Basic Micro-Optimizations Part 3
This intersects various things I've previously written about micro-optimization and my most recent overview of the specialized integer set. It's ok if you haven't already read those other posts. All you need to do is understand this function:
func exists(haystack []int, needle int) bool {
l := len(haystack)
for i := 0; i < l; i++ {
if haystack[i] == needle {
return true
}
}
return false
}
This code is looking to see if a value exists within an array. Its performance depends on a number of factor. The most important is the size of our haystack. It also depends on where (and if) we expect to find the needle. A huge haystack won't have a negative impact if the needle is always at the beginning. Still, if we assume a random distribution, we get the following numbers (with the size of the haystack in parenthesis) :
linear (16) 100000000 24.1 ns/op
linear (32) 50000000 35.2 ns/op
linear (512) 10000000 194 ns/op
linear (4096) 1000000 1367 ns/op
The most common way to try and make this better is to have the values in our array sorted. We'll ignore the cost of keeping our values sorted: these are read-heavy data structures and while we'll want to make sure our insertion cost doesn't become unbearable, we'll first see if its even worth it.
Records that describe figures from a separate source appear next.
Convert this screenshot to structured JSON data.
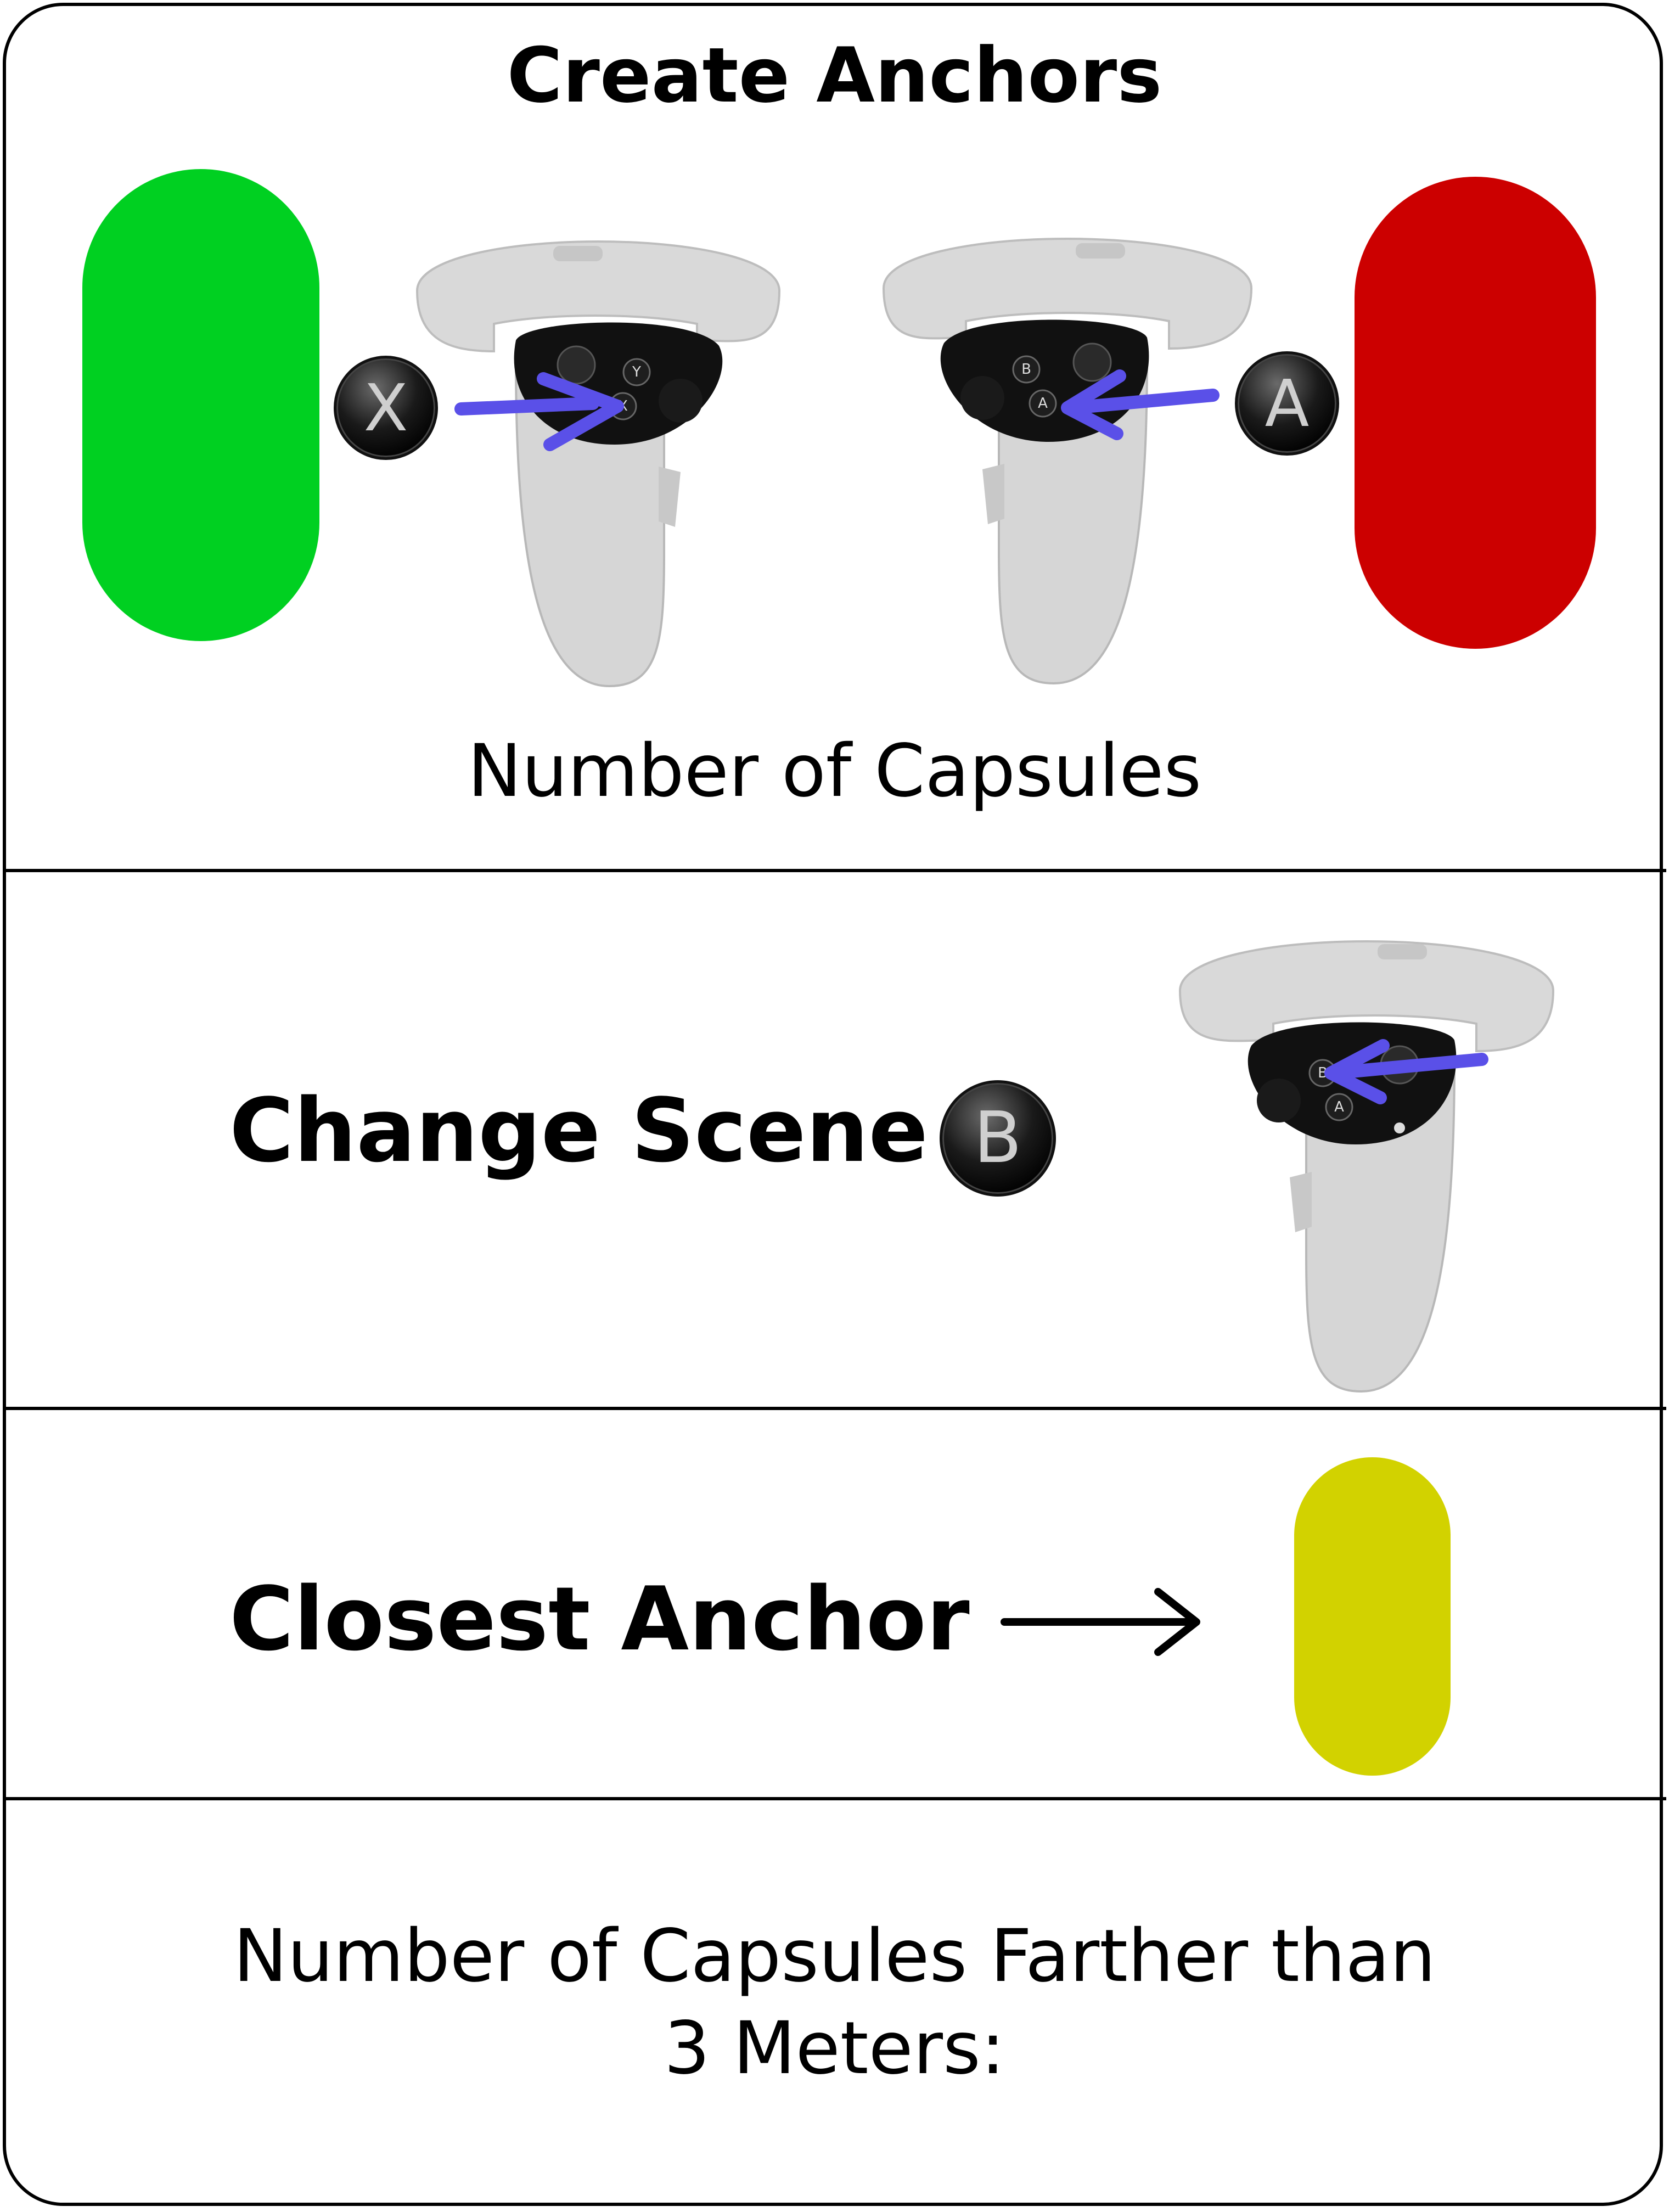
{
  "create_anchors": {
    "title": "Create Anchors",
    "subtitle": "Number of Capsules",
    "left_badge": "X",
    "right_badge": "A",
    "left_capsule_color": "#00d021",
    "right_capsule_color": "#cc0000",
    "left_controller_buttons": [
      "Y",
      "X"
    ],
    "right_controller_buttons": [
      "B",
      "A"
    ]
  },
  "change_scene": {
    "title": "Change Scene",
    "badge": "B",
    "controller_buttons": [
      "B",
      "A"
    ]
  },
  "closest_anchor": {
    "title": "Closest Anchor",
    "capsule_color": "#d2d200",
    "arrow_icon": "long-arrow-right-icon"
  },
  "farther_count": {
    "line1": "Number of Capsules Farther than",
    "line2": "3 Meters:"
  },
  "colors": {
    "pointer_arrow": "#5a50e8",
    "controller_body": "#d9d9d9",
    "controller_face": "#111111"
  }
}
The first thing we can do is a binary search. Go's sort
package does this for us, so the code becomes:
func exists(haystack []int, needle int) (int, bool) {
index := sort.SearchInts(haystack, needle)
return index, haystack[index] == needle
}
The return value has changed a bit. We not only return if it exists, but where it exists (or ought to exist). This is information insert/delete would need (we could have an even more optimized version of exists
only for lookups, but one thing at a time). The numbers:
binary (16) 50000000 37.6 ns/op
binary (32) 30000000 44.0 ns/op
binary (512) 20000000 100 ns/op
binary (4096) 10000000 115 ns/op
The binary search shines with a large haystack. It's important to take note of the fact that, for a small haystack, the performance is worse. Why? The smaller the input size, the more significant, proportionally speaking, the constant time of an algorithm. Binary searching requires more comparisons and should benefit less from CPU caches.
With sorted data, the other option is to do a linear search and exit early. Consider:
func early(haystack []int, needle int) (int, bool) {
l := len(haystack)
for i := 0; i < l; i++ {
value := haystack[i]
if value < needle {
continue
}
return i, value == needle
}
return l, false
}
The results aren't surprising. At any size, it's an improvement over the simplest linear solution:
linear-exit (16) 100000000 21.1 ns/op
linear-exit (32) 50000000 28.5 ns/op
linear-exit (512) 10000000 152 ns/op
linear-exit (4096) 2000000 988 ns/op
Can we do more? Well, linear-exit, like linear, is biased towards values at the beginning of the array. When the array is sorted, couldn't be conditionally scan forwards or backwards? Something like:
func exists(haystack []int, needle int) (int, bool) {
l := len(haystack)
if l == 0 {
return 0, false
}
if needle <= haystack[l/2] {
return existsForward(haystack, needle)
}
return existsBackward(haystack, needle)
}
Which gives the following performance:
linear-bi (16) 100000000 21.6 ns/op
linear-bi (32) 50000000 24.8 ns/op
linear-bi (512) 20000000 105 ns/op
linear-bi (4096) 2000000 620 ns/op
The above code looks promising, but in reality, it's just cutting our input in half. In the case of IntSet, we specify a target haystack size, so it's more efficient to get a smaller size upfront versus introducing the overhead of an extra comparison and division per call.
So, did we learn anything? It comes down to trade offs. If we expect to have large haystacks, we'll probably have to burden our inserts to preserve ordering and use binary search. If we expect smaller haystacks, which is already very fast as a linear search, we need to decide if a 25% gain is worth it.